今日からしばらくピアノの「ハイフィンガー奏法」とやらを検証してみたいと思います。この呼び名はピアニストの中村紘子さんが著書「チャイコフスキーコンクール」で一躍有名にしたもので、ピアノを弾かない人でもご存じの方も多いのではないでしょうか。


手首を鍵盤に対して水平を保ち、指を鎌首のように持ち上げ、文字どおりそのまま鍵盤に対して叩きつけるように弾く奏法のことですが、中学3年(1959年)の時、日本音楽コンクール第1位特賞を獲得、翌1960年にNHK交響楽団の世界ツアーのソリストとして帯同した彼女が18才(1962年)の時ジュリアード音楽院に留学します。彼女はロジーナ・レヴィン女史に師事するわけですが、初めてのレッスンでショパンを弾き、その音楽性は大いに賞賛されたものの、奏法そのものは、「一からやり直しましょうね」と全否定されたのでありました。来る日も来る日もハノンよりもさらに退屈なドフナーニのエチュードで指の上げ下げをやらされたのでありました。奏法の修正とは言葉で書くと簡単なようですが、3才から15年以上もかけて「ものにした」奏法がそうやすやすと修正できるわけでなく、宿舎のベッドで壁をぼんやり見つめる日々が続いたそうです。それほどひどい目にあったこのハイフィンガー奏法について、中村紘子さんの師である井口愛子(1910-1984)さんの晩年の述懐を先ほどの著書「チャイコフスキーコンクール」の中で紹介しています。



日本では何故ノンレガート奏法(ハイフィンガー奏法)が行われていたのか。これは兄の基成氏に先立たれた晩年の井口愛子先生自身の述懐として私には胸迫る思いの言葉ではあるが、要するに「不運」の成せるわざとしか言いようがない。昭和の初めに多感な青春時代を送る運命となった先輩たちの不運、なまの良い音楽に出会う機会も少なかった時代の不運、そして、なんといっても戦争というもので修業を十分に達成できなかったあの時代のすべての人々の不運・・・・。(1989年4月16版 94、95頁)



以上ですが、この「チャイコフスキーコンクール」の本を読んだのが1989年ですのでちょうど20年前ですが、私はこの井口愛子さんの述懐に確かに心情的には共感を覚えるものの、本当に当時日本にはハイフィンガー奏法しかなかったのでしょうか。これが私が感じた大いなる疑問でした。2003年ですが岡田暁生さんが春秋社から「ピアノを弾く身体」という本をまとめております。そのなかで大地宏子(1972ー)さんが「鍵盤を『打つ』指-ハイフィンガー奏法と近代日本の精神風土」という章を担当されているのですが、この中で先ほどの私の疑問に答える様々な資料を提供してくれています。この章は大地さんが神戸大学大学院総合人間科学研究科の博士後期課程の博士論文「ハイフィンガー奏法による日本のピアノ教育の系譜」が下地になっているもの思われます。

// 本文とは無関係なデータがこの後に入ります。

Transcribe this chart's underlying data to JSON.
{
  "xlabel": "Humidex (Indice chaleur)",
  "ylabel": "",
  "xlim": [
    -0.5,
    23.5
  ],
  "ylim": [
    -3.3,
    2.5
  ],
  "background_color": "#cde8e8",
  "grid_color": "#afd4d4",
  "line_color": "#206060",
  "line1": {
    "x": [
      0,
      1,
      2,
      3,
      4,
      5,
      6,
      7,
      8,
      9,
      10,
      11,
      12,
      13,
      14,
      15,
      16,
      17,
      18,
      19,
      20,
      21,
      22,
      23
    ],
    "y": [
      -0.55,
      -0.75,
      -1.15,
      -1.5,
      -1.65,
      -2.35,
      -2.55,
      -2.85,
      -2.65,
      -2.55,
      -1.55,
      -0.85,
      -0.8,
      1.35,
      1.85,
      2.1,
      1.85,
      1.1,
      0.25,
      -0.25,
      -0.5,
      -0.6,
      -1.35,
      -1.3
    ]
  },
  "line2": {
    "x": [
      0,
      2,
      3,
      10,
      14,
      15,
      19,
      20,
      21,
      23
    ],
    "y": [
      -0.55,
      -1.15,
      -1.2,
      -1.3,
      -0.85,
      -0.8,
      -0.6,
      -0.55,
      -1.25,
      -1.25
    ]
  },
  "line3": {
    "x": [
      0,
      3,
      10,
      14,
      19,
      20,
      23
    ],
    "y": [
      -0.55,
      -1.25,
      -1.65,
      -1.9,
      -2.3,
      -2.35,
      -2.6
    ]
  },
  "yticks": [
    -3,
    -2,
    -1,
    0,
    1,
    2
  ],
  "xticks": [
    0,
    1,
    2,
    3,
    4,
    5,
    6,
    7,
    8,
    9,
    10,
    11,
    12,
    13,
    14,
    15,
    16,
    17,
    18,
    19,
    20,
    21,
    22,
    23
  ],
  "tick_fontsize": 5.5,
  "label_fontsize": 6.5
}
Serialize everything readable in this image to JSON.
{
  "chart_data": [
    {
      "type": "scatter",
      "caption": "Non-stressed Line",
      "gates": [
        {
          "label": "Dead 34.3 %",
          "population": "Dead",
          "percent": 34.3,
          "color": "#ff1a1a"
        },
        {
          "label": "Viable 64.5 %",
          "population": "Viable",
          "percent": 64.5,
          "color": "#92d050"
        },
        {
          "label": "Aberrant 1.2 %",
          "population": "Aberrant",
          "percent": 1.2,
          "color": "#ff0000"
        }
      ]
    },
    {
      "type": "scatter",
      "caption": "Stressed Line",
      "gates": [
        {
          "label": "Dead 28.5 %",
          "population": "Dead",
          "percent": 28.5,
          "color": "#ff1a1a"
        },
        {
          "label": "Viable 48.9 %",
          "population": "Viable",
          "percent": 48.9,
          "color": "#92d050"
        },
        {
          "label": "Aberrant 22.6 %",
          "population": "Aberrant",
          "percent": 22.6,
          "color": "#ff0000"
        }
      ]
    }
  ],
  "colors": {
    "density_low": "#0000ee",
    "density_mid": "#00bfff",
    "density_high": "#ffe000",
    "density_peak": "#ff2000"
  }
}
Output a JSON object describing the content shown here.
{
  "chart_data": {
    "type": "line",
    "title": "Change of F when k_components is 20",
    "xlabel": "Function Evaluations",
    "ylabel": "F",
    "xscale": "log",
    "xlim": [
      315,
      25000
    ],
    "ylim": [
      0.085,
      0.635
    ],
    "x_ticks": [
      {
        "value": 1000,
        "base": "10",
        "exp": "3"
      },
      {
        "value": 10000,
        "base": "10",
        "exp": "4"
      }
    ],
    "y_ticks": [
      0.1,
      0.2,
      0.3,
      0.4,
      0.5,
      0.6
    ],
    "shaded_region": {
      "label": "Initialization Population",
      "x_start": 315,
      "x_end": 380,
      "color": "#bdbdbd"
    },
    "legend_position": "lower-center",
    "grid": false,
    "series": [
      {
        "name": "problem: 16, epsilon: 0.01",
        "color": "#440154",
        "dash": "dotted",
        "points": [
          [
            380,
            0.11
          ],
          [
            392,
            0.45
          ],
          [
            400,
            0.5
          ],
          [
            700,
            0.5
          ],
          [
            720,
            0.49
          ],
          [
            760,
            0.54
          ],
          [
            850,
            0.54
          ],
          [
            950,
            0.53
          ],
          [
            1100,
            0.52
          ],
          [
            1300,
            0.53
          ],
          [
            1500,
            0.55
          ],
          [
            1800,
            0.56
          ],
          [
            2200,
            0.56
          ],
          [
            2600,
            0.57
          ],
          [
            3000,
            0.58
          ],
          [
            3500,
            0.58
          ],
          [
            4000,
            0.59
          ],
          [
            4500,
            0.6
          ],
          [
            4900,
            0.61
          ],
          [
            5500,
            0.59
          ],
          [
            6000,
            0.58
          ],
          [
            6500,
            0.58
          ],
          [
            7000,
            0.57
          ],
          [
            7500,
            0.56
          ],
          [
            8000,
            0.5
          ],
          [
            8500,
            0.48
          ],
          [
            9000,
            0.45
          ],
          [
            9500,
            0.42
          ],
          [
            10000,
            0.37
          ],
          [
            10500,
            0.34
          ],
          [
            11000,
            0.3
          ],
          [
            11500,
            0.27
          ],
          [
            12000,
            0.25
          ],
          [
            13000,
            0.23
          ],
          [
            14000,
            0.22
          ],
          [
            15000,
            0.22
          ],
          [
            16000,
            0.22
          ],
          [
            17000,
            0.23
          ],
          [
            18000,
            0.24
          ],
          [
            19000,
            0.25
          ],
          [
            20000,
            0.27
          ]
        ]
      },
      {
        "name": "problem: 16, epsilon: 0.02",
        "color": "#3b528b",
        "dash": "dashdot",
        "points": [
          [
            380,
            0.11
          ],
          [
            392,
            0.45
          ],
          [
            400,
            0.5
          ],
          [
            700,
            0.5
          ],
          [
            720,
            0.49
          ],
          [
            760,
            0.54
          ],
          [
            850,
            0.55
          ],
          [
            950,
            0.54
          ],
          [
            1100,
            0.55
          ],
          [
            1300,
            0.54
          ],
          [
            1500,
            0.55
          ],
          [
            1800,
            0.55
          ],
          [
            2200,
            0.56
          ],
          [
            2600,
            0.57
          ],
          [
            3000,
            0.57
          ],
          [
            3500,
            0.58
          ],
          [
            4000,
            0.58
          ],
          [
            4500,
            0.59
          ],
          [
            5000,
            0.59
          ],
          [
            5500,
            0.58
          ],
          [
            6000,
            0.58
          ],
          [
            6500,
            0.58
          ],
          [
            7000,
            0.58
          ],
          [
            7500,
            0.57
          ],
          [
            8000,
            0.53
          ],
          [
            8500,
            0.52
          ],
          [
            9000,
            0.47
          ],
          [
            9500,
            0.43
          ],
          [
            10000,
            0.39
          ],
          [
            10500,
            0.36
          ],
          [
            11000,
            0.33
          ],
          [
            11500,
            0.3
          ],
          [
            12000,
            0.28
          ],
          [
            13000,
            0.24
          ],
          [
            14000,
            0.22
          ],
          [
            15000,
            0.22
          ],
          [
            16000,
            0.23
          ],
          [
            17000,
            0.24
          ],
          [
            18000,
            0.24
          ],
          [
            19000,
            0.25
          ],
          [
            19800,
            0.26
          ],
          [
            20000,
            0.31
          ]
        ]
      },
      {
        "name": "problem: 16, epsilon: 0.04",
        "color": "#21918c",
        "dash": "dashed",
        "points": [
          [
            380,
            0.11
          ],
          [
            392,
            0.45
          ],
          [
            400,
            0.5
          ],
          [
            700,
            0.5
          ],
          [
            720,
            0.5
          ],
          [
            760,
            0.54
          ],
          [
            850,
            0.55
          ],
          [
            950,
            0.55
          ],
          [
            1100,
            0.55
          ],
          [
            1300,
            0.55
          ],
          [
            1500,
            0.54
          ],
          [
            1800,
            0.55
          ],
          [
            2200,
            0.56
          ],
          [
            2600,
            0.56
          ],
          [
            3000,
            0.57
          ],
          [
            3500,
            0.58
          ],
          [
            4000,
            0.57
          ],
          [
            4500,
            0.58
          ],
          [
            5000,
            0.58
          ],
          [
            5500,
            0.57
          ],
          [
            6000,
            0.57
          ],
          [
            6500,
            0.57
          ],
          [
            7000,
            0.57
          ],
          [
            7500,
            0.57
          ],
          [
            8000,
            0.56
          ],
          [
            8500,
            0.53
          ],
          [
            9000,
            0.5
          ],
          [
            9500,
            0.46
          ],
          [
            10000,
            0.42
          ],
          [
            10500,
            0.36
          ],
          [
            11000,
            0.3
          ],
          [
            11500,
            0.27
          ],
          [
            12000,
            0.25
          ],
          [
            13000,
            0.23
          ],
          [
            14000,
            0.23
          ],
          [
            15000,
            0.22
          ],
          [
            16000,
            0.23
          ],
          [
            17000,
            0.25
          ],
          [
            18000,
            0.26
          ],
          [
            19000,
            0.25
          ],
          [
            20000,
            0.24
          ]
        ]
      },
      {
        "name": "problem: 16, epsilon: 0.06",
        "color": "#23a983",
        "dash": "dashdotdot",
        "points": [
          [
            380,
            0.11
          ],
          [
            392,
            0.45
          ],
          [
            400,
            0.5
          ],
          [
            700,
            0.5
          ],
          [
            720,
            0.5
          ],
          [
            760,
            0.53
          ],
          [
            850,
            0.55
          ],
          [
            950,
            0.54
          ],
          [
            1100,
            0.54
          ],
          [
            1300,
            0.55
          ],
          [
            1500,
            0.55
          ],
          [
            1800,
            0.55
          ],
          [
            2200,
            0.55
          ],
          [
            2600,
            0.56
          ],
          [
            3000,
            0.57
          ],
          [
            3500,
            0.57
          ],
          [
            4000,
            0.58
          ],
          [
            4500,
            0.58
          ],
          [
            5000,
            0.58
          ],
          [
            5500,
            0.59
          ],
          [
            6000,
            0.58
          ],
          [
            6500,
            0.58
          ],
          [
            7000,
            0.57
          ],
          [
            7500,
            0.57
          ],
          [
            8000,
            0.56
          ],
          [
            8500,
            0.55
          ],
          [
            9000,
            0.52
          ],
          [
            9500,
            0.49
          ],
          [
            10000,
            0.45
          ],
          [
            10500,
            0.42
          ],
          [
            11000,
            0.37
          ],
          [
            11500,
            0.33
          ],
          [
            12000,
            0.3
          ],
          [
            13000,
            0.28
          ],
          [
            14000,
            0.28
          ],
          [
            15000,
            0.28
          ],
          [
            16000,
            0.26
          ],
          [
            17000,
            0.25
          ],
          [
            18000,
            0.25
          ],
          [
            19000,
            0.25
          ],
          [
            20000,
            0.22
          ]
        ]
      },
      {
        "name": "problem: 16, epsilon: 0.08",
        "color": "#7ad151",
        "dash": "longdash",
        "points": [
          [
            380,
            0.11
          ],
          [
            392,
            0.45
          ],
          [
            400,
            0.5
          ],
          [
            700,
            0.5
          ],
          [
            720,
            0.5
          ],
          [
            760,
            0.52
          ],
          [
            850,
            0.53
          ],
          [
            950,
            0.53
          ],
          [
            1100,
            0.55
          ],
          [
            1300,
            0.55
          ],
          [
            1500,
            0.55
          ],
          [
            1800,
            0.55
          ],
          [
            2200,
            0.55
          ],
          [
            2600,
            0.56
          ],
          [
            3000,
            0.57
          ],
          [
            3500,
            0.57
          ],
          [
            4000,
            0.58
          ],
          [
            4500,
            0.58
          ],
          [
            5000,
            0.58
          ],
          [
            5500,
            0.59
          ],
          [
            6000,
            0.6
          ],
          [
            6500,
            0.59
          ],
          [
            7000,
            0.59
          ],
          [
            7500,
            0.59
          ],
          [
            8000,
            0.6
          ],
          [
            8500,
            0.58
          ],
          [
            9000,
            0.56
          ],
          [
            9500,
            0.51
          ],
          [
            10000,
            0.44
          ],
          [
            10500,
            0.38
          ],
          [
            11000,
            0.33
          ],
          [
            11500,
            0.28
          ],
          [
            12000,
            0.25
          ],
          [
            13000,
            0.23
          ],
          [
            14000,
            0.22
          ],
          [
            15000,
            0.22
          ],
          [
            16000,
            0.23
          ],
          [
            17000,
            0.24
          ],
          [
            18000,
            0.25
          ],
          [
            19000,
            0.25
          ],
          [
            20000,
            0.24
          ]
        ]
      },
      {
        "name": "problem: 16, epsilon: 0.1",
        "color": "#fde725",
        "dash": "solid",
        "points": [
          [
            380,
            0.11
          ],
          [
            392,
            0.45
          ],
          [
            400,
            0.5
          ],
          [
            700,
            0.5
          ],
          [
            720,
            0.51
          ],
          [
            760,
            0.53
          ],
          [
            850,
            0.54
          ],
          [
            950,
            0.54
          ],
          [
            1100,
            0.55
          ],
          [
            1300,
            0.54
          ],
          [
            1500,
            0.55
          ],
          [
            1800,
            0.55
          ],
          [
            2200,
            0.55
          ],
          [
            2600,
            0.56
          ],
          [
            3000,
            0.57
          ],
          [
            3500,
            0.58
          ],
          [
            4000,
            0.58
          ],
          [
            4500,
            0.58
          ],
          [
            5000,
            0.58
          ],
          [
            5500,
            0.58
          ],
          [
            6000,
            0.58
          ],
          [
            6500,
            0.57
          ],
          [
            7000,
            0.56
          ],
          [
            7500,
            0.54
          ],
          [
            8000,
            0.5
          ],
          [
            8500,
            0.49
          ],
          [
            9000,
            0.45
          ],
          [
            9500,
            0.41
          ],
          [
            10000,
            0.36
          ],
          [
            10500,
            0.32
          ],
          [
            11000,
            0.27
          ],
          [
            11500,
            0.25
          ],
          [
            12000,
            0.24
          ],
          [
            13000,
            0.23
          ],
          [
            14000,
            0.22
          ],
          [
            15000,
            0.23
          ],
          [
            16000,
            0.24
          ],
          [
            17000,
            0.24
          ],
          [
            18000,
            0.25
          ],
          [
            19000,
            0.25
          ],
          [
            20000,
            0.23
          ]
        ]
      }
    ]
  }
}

当時の資料、証言を紹介するまえに以下の3名のピアニストをまず紹介しなければなりません。パウル・ショルツ(1899-1944)、高折宮次(1893ー1963))、井口基成(1908ー1983)。



まずパウル・ショルツですが、大正2年(1913)から大正11年(1922)まで東京音楽学校のピアノ教官として高折宮次など多くのピアニストを育てたのですが、中村紘子さんによりますと来日したのはショルツ24才の時でベルリン高等音楽院を卒業したばかりで、恐らく未完成な、しかもあまり音楽的才能のない音楽家だったと思われると評しています。高折宮次はそのショルツの弟子で大正初期から昭和初期(1915ー1946)まで東京音楽学校のピアノ科教授として当時の音楽界に君臨します。井口基成はその高折の高弟で戦後の焼け跡の中で吉田秀和、齋藤秀雄らと「子供のための音楽教室」を開設し、この1期生の小沢征爾、中村紘子らを初めとする昭和の主立った音楽家を育てる。後にこの音楽教室は桐朋学園創設の母体となるのですが、1955年井口は桐朋学園短期大学の初代学長に就任しています。